Эйли смущенно пробормотала: «Благодарю вас», стащила с головы шляпу и сделала безуспешную попытку пригладить волосы. Салли провела ее на заднее крыльцо, где она ощипывала большую белую утку к завтрашнему обеду. Дав Эйли письмо Тома, она продолжала заниматься своим делом. Это селезень – старый-престарый, объяснила Салли гостье в оправдание своего недостаточного к ней внимания. И, конечно, будет жесткий, как подошва, если его как следует не потушить. Да и мух кругом слишком много, так что нельзя оставлять птицу наполовину ощипанной.
– Какой он чудесный, наш Том, правда? – воскликнула Эйли, прочитав письмо Тома и глядя на него, как на священную реликвию.
Салли была поражена, ее даже несколько позабавило это преклонение перед Томом. Она никогда не думала, что ее славный, добрый, флегматичный Том способен вызвать у девушки подобное чувство. Даже Эми, которая так влюблена в своего Дика, и то никогда не говорит о нем таким прерывающимся голосом, с такой гордостью и восхищением.
Вот так же говорила о Томе и Надя… Что же в нем такого, отчего друзья так преданы ему? Обе эти женщины любят его, каждая по-своему, и в то же время в их чувстве есть что-то родственное, как и в отношении Тома к ним. Быть может, это потому, что они видят в нем человека, способного постоять за их идеал? «Благородного молодого борца за дело рабочего класса», говоря словами Динни?
Для Салли Том был просто хорошим сыном. Она вспоминала, как решительно и мужественно он вел себя, когда пришли арестовать Морриса, как принял на свои плечи весь позор и всю тяжесть проступка, в котором вовсе не был повинен. Она понимала, что он поступил так главным образом ради нее – чтобы избавить ее от лишнего горя и страданий. В трудные минуты она всегда могла положиться на Тома. Салли принимала его помощь как нечто само собой разумеющееся, никогда не задумываясь над тем, что эта помощь свидетельствует о благородстве его натуры, о его неисчерпаемой способности к самопожертвованию. А Надя и Эйли как раз и ценили Тома за эти качества, в которых она, его мать, до сих пор не сумела разобраться. Теперь Салли ставила это себе в большую вину.

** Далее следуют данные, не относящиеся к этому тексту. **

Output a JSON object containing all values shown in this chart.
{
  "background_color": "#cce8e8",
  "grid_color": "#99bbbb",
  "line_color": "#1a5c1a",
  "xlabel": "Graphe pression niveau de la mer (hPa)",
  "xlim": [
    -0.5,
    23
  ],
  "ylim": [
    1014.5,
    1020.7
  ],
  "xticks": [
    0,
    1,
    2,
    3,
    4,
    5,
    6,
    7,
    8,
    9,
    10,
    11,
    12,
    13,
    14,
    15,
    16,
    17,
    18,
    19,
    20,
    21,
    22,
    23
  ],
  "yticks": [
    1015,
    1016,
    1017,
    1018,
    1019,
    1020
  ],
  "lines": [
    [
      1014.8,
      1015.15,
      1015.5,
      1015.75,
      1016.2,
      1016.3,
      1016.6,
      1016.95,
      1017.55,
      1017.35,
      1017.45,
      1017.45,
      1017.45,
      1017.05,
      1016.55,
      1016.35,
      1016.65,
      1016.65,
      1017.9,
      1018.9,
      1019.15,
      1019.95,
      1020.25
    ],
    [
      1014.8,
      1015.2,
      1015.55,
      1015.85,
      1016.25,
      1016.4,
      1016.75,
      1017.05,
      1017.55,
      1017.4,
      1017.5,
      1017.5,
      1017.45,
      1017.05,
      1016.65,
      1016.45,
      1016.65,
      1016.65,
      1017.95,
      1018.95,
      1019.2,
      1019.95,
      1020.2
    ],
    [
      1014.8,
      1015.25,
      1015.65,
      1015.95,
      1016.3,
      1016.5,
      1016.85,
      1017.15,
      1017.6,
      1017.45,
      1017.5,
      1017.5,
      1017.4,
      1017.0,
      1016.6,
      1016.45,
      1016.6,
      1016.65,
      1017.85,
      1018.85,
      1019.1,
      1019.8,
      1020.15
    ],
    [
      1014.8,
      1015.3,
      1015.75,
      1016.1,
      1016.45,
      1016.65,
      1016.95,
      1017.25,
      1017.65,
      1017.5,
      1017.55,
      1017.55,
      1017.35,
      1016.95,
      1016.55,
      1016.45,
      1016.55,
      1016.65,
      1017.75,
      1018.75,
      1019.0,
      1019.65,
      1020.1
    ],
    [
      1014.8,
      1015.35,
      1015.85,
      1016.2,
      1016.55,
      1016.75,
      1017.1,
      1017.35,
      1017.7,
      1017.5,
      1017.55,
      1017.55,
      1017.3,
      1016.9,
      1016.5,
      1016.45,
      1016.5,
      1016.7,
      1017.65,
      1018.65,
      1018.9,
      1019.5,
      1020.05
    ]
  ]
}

Она была благодарна Эйли за то, что девушка любила Тома с такой пылкой преданностью, даже не пытаясь скрыть свои чувства.
– Да, Том у нас замечательный малый, – сказала Салли. – Я рада, Эйли, что и вы так думаете.
Эйли вспыхнула. Совсем как маленькая девочка, подумала Салли, глядя на горячий румянец, заливший ее загорелое личико.
– Нет, нет… – начала Эйли, пытаясь рассеять возможное недоразумение. – Не думайте, пожалуйста, будто между мной и Томом существуют или существовали какие-то нежные отношения, как считают многие. Том вовсе не питает нежных чувств ни ко мне, ни к кому другому. Рабочее движение – вот все, что его интересует. И за это-то я и люблю его, как и Надя.
– До чего же все сложно у вас получается, – сухо сказала Салли.
Эйли подошла к Салли и принялась помогать ей ощипывать утку, точно не могла допустить, чтобы кто-то при ней работал, а она не принимала в этом участия.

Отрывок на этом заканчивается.